Once you step through the turnstile
and achieve the metal detector,
you must answer to all you can carry
from the darkest rooms.
They ask you and ask you
like you swallowed a shovel
they are taking back, until nothing
belongs to you, until you ask yourself
in the practiced manner of an assassin
or nurse and even then
it’s only possible to tell
that where now there’s a stale taste
there was once a grief
preening like an awkward lily.
***
About the Poet:
Marc McKee received his MFA from the University of Houston, and is a PhD candidate at the University of Missouri in Columbia, where he lives with his wife, Camellia Cosgray. His recent work appears in The Journal, Barrelhouse, Subtropics, absent, and Handsome, and is forthcoming from Copper Nickel and The Minnesota Review. He is the author of a chapbook, What Apocalypse?, from New Michigan Press, and a full-length collection, Fuse, which is forthcoming from Black Lawrence Press in 2011.

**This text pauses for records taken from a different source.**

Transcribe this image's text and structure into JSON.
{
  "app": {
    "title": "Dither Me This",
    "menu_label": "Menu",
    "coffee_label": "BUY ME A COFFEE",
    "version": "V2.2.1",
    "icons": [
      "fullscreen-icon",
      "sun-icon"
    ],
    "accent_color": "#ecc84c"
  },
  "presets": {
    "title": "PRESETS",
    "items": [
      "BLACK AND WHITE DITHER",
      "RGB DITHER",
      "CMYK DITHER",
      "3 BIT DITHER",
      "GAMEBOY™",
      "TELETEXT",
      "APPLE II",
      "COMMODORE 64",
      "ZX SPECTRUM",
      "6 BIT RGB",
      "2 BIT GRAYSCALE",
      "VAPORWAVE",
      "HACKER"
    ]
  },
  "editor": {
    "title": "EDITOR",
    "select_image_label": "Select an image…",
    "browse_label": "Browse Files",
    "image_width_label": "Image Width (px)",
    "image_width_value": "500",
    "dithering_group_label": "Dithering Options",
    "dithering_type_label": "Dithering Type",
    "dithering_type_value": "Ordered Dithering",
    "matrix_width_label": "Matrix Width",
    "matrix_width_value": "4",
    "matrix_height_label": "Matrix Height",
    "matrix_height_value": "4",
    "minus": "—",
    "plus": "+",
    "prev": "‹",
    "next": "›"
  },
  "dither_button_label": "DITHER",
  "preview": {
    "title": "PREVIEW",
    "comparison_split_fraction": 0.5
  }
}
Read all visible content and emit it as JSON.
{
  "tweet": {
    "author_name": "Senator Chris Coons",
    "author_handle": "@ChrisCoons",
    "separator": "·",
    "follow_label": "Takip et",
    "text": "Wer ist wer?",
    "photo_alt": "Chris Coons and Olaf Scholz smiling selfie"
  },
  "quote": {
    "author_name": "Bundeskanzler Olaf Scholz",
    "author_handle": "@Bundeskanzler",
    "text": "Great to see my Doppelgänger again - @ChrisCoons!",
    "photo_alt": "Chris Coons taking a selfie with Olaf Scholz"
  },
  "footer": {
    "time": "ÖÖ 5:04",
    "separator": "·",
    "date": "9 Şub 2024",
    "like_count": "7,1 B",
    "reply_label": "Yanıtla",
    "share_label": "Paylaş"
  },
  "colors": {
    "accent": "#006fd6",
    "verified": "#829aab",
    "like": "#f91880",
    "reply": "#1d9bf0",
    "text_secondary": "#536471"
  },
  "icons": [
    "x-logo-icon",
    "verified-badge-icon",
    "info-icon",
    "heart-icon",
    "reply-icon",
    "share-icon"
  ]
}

On the identity of The Nepotist:
As far as speculation on who The Nepotist may be, I couldn’t really venture a guess. Anytime I think it might be someone, someone else who has been contacted refutes my idea. This is fun, though, I will say that. It puts me in mind of one of my pet daydreams, one that I’ve been curating for years in my interior: Friend City. Though my friend Jess Piazza claims authorship of the particular title, I have longed for such a place since experiencing the initial soft diaspora that happens with moving away from college, and then graduate school, and soon, graduate school again. Lately, I’d like to come up with a way to have a kind of monstrous MFA program that employs all my friends. And eventually starts its own city.